Shaken up by another emergency-ward close call, Crowley quits his marketing job to make a pilgrimage to Nebraska and corner Dr. Robert Stonehill, a university medical researcher working out an enzyme treatment for Pompe (mostly by writing on a dry-erase board). Executive producer Harrison Ford plays Stonehill as a “loose cannon”—that is, he drives a beat-up Ford Ranger, cranks up Boomer FM gold in the lab, and scares off sources of potential research funding with his irascible prickliness.
Extraordinary Measures is best when dealing with the connection between family life and economics, personal passion and impersonal institutions (the background is mostly labs, hospitals and corporate parks). Business-savvy Crowley, frantic for a chance to save his kids, convinces Stonehill that he can raise funds for a biotech start-up to put the underfunded doctor’s theories into practice. To work toward the greater good of an expedited cure, both men will adapt—and compromise—themselves to the rules of the game. Crowley, for an infusion of corporate cash, has to forget his personal stake to talk about “acceptable loss” and pitch the “highly lucrative” potential of a possible treatment. (Extraordinary Measures, billed as “Inspired by a True Story,” has made its own compromises to screen drama—there is a real John Crowley who might basically descry his own life here, but no real Stonehill.)

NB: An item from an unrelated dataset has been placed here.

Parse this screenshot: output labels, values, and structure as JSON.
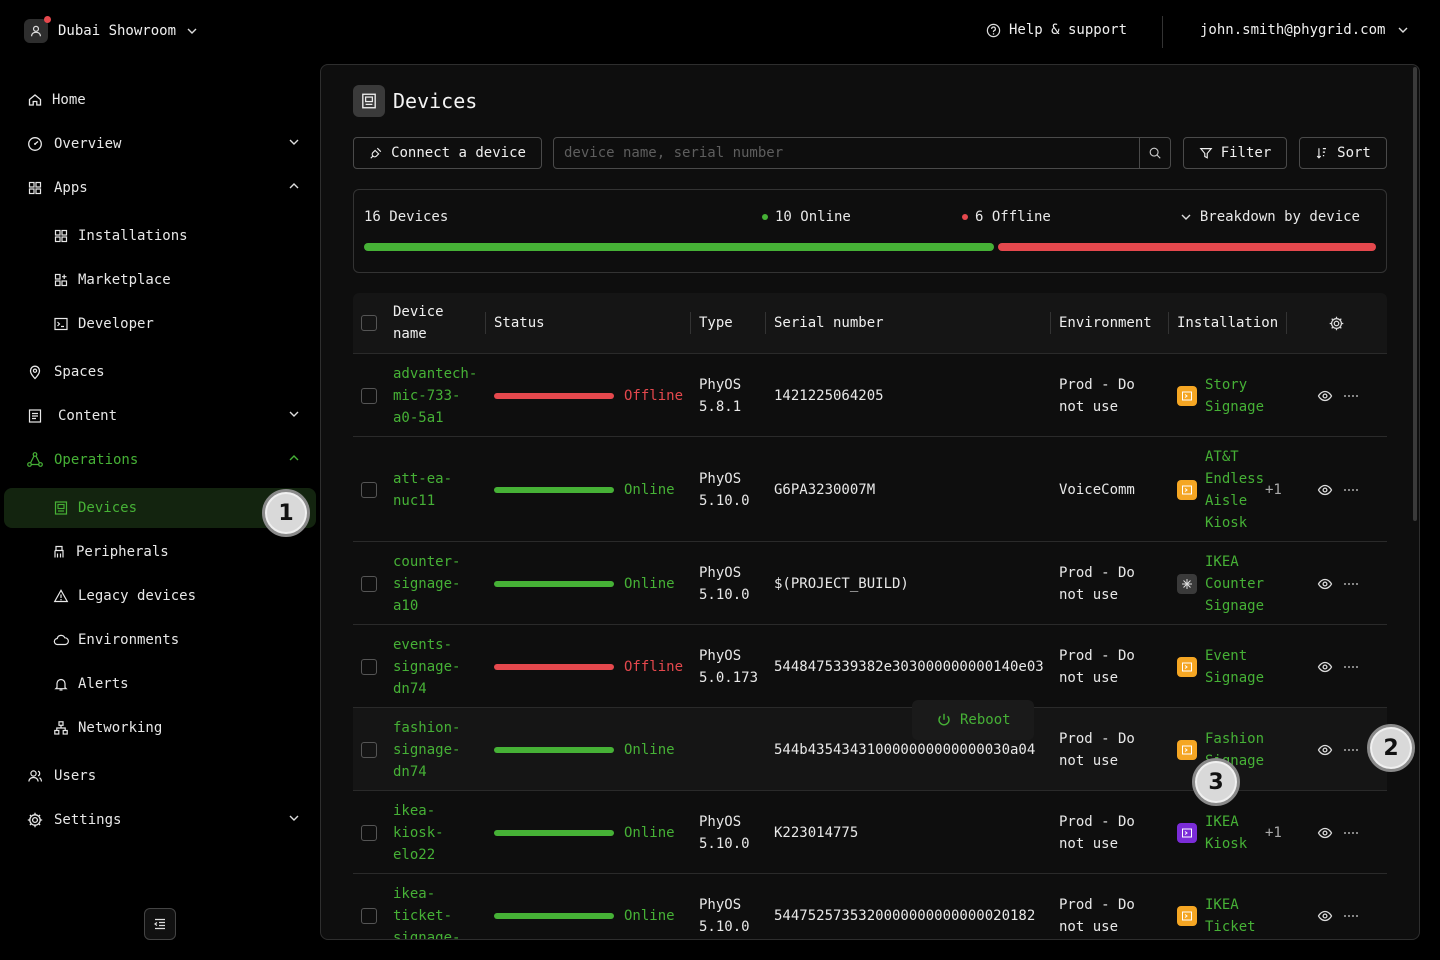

This is the first release by CBS Films, and looks it. “Did you see Harrison Ford has a TV show coming out?” asked a friend who’d seen a prime-time commercial for Measures. Given the Movie of the Week lighting, the mistake is understandable. Andrea Guerra’s emotionally instructive score gunks up every crack and corner in the movie. But even while winning the generic title sweepstakes, Extraordinary Measures works according to its terms. Fraser is open and appealing, and Ford, his acting mostly isolated in the right corner of his mouth, does well enough with a secondary part. Stonehill’s curmudgeonliness is even fitting for an actor who’s evinced no visible pleasure in being onscreen for at least the past decade.